Here’s an example of what your register might look like:
- Number or Code – This is where you can record the number on any check that you use. Some registers also have a list of codes that can be put in this box. Examples include AP – Automatic Payment, ATM – Cash withdrawal, DC – Debit Card, etc.
- Date – This is the date of the transaction. It should match the receipt.
- Transaction – Write a description of the transaction. I usually include where I was, and what I bought; ie “shoes”, “food”, or “lunch”.
- Payment, Fee, Withdrawal, or Debit – (two columns) – This column is for any transaction that takes money out of your account. Put the dollar amount in the larger box, and the change in the smaller box.

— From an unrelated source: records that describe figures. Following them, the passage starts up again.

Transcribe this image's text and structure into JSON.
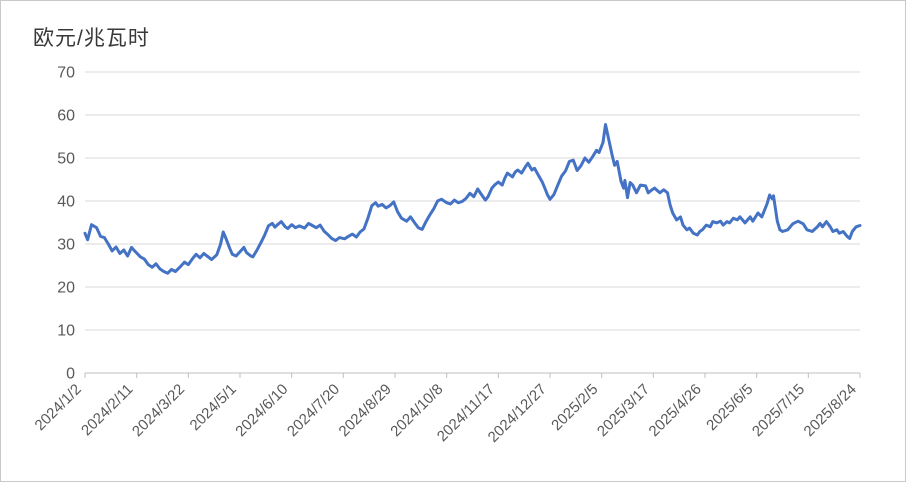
{
  "page": {
    "background": "#ffffff",
    "frame_border": "#c9c9c9"
  },
  "chart": {
    "title": "欧元/兆瓦时"
  },
  "chart_data": {
    "type": "line",
    "title": "欧元/兆瓦时",
    "xlabel": "",
    "ylabel": "欧元/兆瓦时",
    "legend": "none",
    "grid": "horizontal",
    "line_color": "#4472C4",
    "line_width": 3,
    "gridline_color": "#D9D9D9",
    "axis_color": "#BFBFBF",
    "label_color": "#595959",
    "ylim": [
      0,
      70
    ],
    "yticks": [
      0,
      10,
      20,
      30,
      40,
      50,
      60,
      70
    ],
    "x_tick_labels": [
      "2024/1/2",
      "2024/2/11",
      "2024/3/22",
      "2024/5/1",
      "2024/6/10",
      "2024/7/20",
      "2024/8/29",
      "2024/10/8",
      "2024/11/17",
      "2024/12/27",
      "2025/2/5",
      "2025/3/17",
      "2025/4/26",
      "2025/6/5",
      "2025/7/15",
      "2025/8/24"
    ],
    "x_unit": "days_since_first_label",
    "x_day_range": [
      0,
      600
    ],
    "points": [
      [
        0,
        32.5
      ],
      [
        2,
        31
      ],
      [
        5,
        34.5
      ],
      [
        9,
        33.8
      ],
      [
        12,
        31.8
      ],
      [
        15,
        31.5
      ],
      [
        18,
        30
      ],
      [
        21,
        28.4
      ],
      [
        24,
        29.3
      ],
      [
        27,
        27.8
      ],
      [
        30,
        28.6
      ],
      [
        33,
        27.2
      ],
      [
        36,
        29.2
      ],
      [
        39,
        28.2
      ],
      [
        43,
        27
      ],
      [
        46,
        26.5
      ],
      [
        49,
        25.2
      ],
      [
        52,
        24.6
      ],
      [
        55,
        25.4
      ],
      [
        58,
        24.2
      ],
      [
        61,
        23.6
      ],
      [
        64,
        23.2
      ],
      [
        67,
        24.1
      ],
      [
        70,
        23.6
      ],
      [
        74,
        24.8
      ],
      [
        77,
        25.8
      ],
      [
        80,
        25.2
      ],
      [
        83,
        26.5
      ],
      [
        86,
        27.6
      ],
      [
        89,
        26.8
      ],
      [
        92,
        27.8
      ],
      [
        95,
        27.1
      ],
      [
        98,
        26.4
      ],
      [
        102,
        27.5
      ],
      [
        105,
        30
      ],
      [
        107,
        32.8
      ],
      [
        109,
        31.4
      ],
      [
        112,
        29
      ],
      [
        114,
        27.6
      ],
      [
        117,
        27.2
      ],
      [
        120,
        28.2
      ],
      [
        123,
        29.2
      ],
      [
        125,
        28
      ],
      [
        128,
        27.3
      ],
      [
        130,
        27
      ],
      [
        133,
        28.5
      ],
      [
        136,
        30.2
      ],
      [
        139,
        32
      ],
      [
        142,
        34.2
      ],
      [
        145,
        34.8
      ],
      [
        147,
        33.9
      ],
      [
        149,
        34.5
      ],
      [
        152,
        35.2
      ],
      [
        155,
        34
      ],
      [
        157,
        33.6
      ],
      [
        160,
        34.5
      ],
      [
        163,
        33.8
      ],
      [
        166,
        34.2
      ],
      [
        170,
        33.7
      ],
      [
        173,
        34.8
      ],
      [
        176,
        34.3
      ],
      [
        179,
        33.8
      ],
      [
        182,
        34.4
      ],
      [
        185,
        33
      ],
      [
        188,
        32.2
      ],
      [
        191,
        31.3
      ],
      [
        194,
        30.8
      ],
      [
        197,
        31.5
      ],
      [
        201,
        31.2
      ],
      [
        204,
        31.8
      ],
      [
        207,
        32.3
      ],
      [
        210,
        31.6
      ],
      [
        213,
        32.8
      ],
      [
        216,
        33.5
      ],
      [
        219,
        36
      ],
      [
        222,
        38.9
      ],
      [
        225,
        39.6
      ],
      [
        227,
        38.8
      ],
      [
        230,
        39.2
      ],
      [
        233,
        38.4
      ],
      [
        236,
        38.9
      ],
      [
        239,
        39.8
      ],
      [
        242,
        37.5
      ],
      [
        245,
        36
      ],
      [
        249,
        35.3
      ],
      [
        252,
        36.3
      ],
      [
        255,
        35
      ],
      [
        258,
        33.8
      ],
      [
        261,
        33.4
      ],
      [
        264,
        35.2
      ],
      [
        267,
        36.8
      ],
      [
        270,
        38.2
      ],
      [
        273,
        40
      ],
      [
        276,
        40.4
      ],
      [
        280,
        39.6
      ],
      [
        283,
        39.3
      ],
      [
        286,
        40.2
      ],
      [
        289,
        39.6
      ],
      [
        292,
        39.9
      ],
      [
        295,
        40.6
      ],
      [
        298,
        41.8
      ],
      [
        301,
        41
      ],
      [
        304,
        42.8
      ],
      [
        307,
        41.5
      ],
      [
        310,
        40.2
      ],
      [
        312,
        41
      ],
      [
        315,
        43
      ],
      [
        317,
        43.7
      ],
      [
        320,
        44.4
      ],
      [
        323,
        43.7
      ],
      [
        325,
        45.3
      ],
      [
        327,
        46.5
      ],
      [
        331,
        45.6
      ],
      [
        333,
        46.7
      ],
      [
        335,
        47.2
      ],
      [
        338,
        46.5
      ],
      [
        341,
        48
      ],
      [
        343,
        48.8
      ],
      [
        346,
        47.2
      ],
      [
        348,
        47.6
      ],
      [
        351,
        46
      ],
      [
        354,
        44.4
      ],
      [
        356,
        43
      ],
      [
        358,
        41.5
      ],
      [
        360,
        40.4
      ],
      [
        363,
        41.5
      ],
      [
        366,
        43.7
      ],
      [
        369,
        45.8
      ],
      [
        372,
        47
      ],
      [
        375,
        49.2
      ],
      [
        378,
        49.5
      ],
      [
        381,
        47.1
      ],
      [
        384,
        48.2
      ],
      [
        387,
        50
      ],
      [
        390,
        49
      ],
      [
        393,
        50.3
      ],
      [
        396,
        51.8
      ],
      [
        398,
        51.3
      ],
      [
        401,
        53.6
      ],
      [
        403,
        57.8
      ],
      [
        405,
        55
      ],
      [
        408,
        50.8
      ],
      [
        410,
        48.3
      ],
      [
        412,
        49.2
      ],
      [
        415,
        44.6
      ],
      [
        417,
        43
      ],
      [
        418,
        44.8
      ],
      [
        420,
        40.8
      ],
      [
        422,
        44.3
      ],
      [
        424,
        43.7
      ],
      [
        427,
        41.9
      ],
      [
        430,
        43.7
      ],
      [
        434,
        43.5
      ],
      [
        436,
        41.9
      ],
      [
        439,
        42.6
      ],
      [
        441,
        43
      ],
      [
        445,
        41.9
      ],
      [
        448,
        42.6
      ],
      [
        451,
        41.9
      ],
      [
        453,
        39.1
      ],
      [
        455,
        37.2
      ],
      [
        458,
        35.6
      ],
      [
        461,
        36.3
      ],
      [
        463,
        34.4
      ],
      [
        466,
        33.3
      ],
      [
        468,
        33.7
      ],
      [
        471,
        32.5
      ],
      [
        474,
        32.1
      ],
      [
        476,
        32.9
      ],
      [
        478,
        33.3
      ],
      [
        481,
        34.4
      ],
      [
        484,
        34
      ],
      [
        486,
        35.2
      ],
      [
        489,
        34.9
      ],
      [
        492,
        35.3
      ],
      [
        494,
        34.4
      ],
      [
        497,
        35.2
      ],
      [
        499,
        34.9
      ],
      [
        502,
        36
      ],
      [
        505,
        35.6
      ],
      [
        507,
        36.3
      ],
      [
        511,
        34.9
      ],
      [
        515,
        36.3
      ],
      [
        517,
        35.3
      ],
      [
        521,
        37.2
      ],
      [
        524,
        36.3
      ],
      [
        528,
        39.3
      ],
      [
        530,
        41.4
      ],
      [
        532,
        40.5
      ],
      [
        533,
        41.2
      ],
      [
        536,
        35.3
      ],
      [
        538,
        33.3
      ],
      [
        540,
        32.9
      ],
      [
        544,
        33.3
      ],
      [
        548,
        34.7
      ],
      [
        552,
        35.3
      ],
      [
        556,
        34.7
      ],
      [
        559,
        33.3
      ],
      [
        563,
        32.9
      ],
      [
        567,
        34
      ],
      [
        569,
        34.8
      ],
      [
        571,
        34
      ],
      [
        574,
        35.2
      ],
      [
        577,
        34
      ],
      [
        579,
        32.9
      ],
      [
        582,
        33.3
      ],
      [
        584,
        32.5
      ],
      [
        587,
        32.9
      ],
      [
        590,
        31.8
      ],
      [
        592,
        31.3
      ],
      [
        594,
        32.9
      ],
      [
        597,
        34
      ],
      [
        600,
        34.3
      ]
    ]
  }
}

- √ – This column is for when you are actually balancing your checkbook. All transactions that have cleared should get a check or an X in this box
- Deposit, Credit, + (two columns) – This is for any transaction that put money into your account. Put the dollar amount in the larger box and the change in the smaller box.
- Balance, $ – This is a running total of your account. You should have a starting balance, and each line after that will either add (credit) or subtract (debit) to create a total of your finances.
Step 2: Enter all transactions
This is probably the most tricky part of the whole thing, as you have to either save your receipts somewhere until you can write it down, or else add them to the register while you stand in line. Personally, I simply purchased a wallet with two cash slots, and one is for cash while the other is for receipts, and I simply balance them out every couple of weeks, or as needed.
Step 3: Balance or Reconcile using your Bank Statement
Once a month, you’ll either be mailed your account statement or, more likely, have it made available to you online. When this happens, you should go through all of the debits and credits that show up and make sure that they match what you have in your book. If you are missing any, or have a balance discrepancy, either go back through your receipts to check that you didn’t transpose a number, or else try and track down where the mistake is. Should you discover any major discrepancy that you don’t remember, contact your bank immediately.